Enge Weltsicht
Wenn es noch eines Beweises bedurft hätte, dann hat der jüngste Besuch von Donald Trump in Großbritannien und Frankreich eines deutlich gemacht: Dieser Us-präsident ist kein Freund Europas und wird es wohl nicht mehr werden. Er, der nur Sieger und Verlierer kennt und der Diplomatie verachtet, ist an einem schwachen, zerstrittenen Europa interessiert. Trump setzt alles daran, die Einigkeit der Staaten auf dem Alten Kontinent zu hintertreiben, weil er sich davon taktische Vorteile verspricht.
Beispiel Brexit: Wo jeder andere Us-präsident versucht hätte, die Briten zur Raison zu bringen, die zu erwartenden Schäden abzufedern oder sich zumindest aus der innenpolitischen Debatte herausgehalten hätte, plädiert Donald Trump offen für den Austritt Großbritanniens aus der EU, lobt demonstrativ die Brexithardliner Boris Johnson und Nigel Farage und winkt den Briten nach erfolgtem Austritt mit einem phänomenalen Handelsabkommen.
Dabei gehört es zu den Lehren des Zweiten Weltkriegs, dass Amerika auf ein stabiles Europa ebenso angewiesen ist, wie die Europäer auf den Schulterschluss mit dem Bündnispartner auf der anderen Seite des Atlantiks vertrauen müssen. Für Donald Trump jedoch sind Bündnisse und internationale Kooperation nicht Teil der Lösung, sondern das eigentliche Problem. Schon deshalb wirkte der Auftritt dieses Us-präsidenten bei den Gedenkfeiern zur Landung der Alliierten in der Normandie befremdlich, eigentlich wie ein Treppenwitz der Geschichte.
Die jungen amerikanischen Soldaten, die vor 75 Jahren ihr Leben riskierten und von denen einige am D-day-gedenktag noch dabei sein konnten, taten dies aus selbstloser Freundschaft für Länder und Menschen, die sie nicht kannten. Sie taten es auch in dem Bewusstsein, dass es in diesem Kampf darum ging, die westliche Wertegemeinschaft aus den Klauen der nationalistischen Barbarei zu befreien. Dass Europa nach der Befreiung durch die Alliierten eine nie gekannte Ära der Stabilität und des Wohlstands erleben durfte, ist auch ihr Sieg und ihr Verdienst.
Und Donald Trump?

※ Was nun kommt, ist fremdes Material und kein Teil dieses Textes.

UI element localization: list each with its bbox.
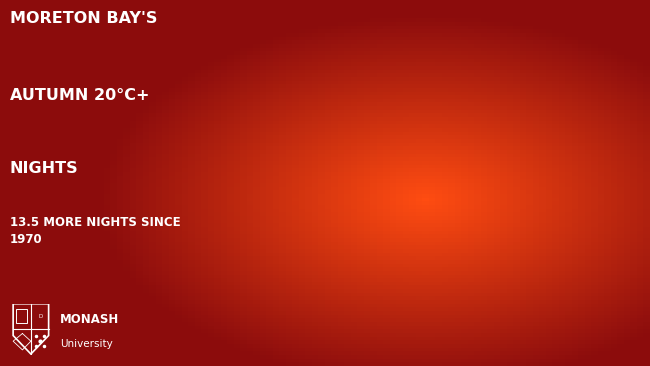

An den D-day-schauplätzen der Normandie sah und hörte man einen Us-präsidenten, der aus seiner engen Weltsicht heraus weder fähig noch willens war, sich der historischen Dimension des Augenblicks anzupassen. So war es, wieder einmal, Frankreichs Staatspräsident Emmanuel Macron, der 41-Jährige, der seinem 31 Jahre älteren Kollegen eine Lektion in jüngerer Geschichte erteilte. Bei seiner Rede in Colleville-sur-mer drehte sich Macron zu Trump um und sprach von der wahren Größe Amerikas, jenem Amerika, das für die Freiheit anderer kämpft, das die Demokratie verteidigt und das dabei auf ein gemeinschaftliches Vorgehen mit Alliierten und Partnern setzt. Man müsse sich „dem Versprechen der Normandie würdig erweisen“, schrieb Macron Trump ins Stammbuch.
Es gibt wenig Anlass zu der Hoffnung, dass Trump die Bedeutung dieser Worte beherzigen wird. Ein paar nette Fotos mit Veteranen unter dem blauen Himmel von Omaha Beach reichen dafür jedenfalls nicht aus.
Trumps Normandieauftritt war wie ein Treppenwitz der Geschichte.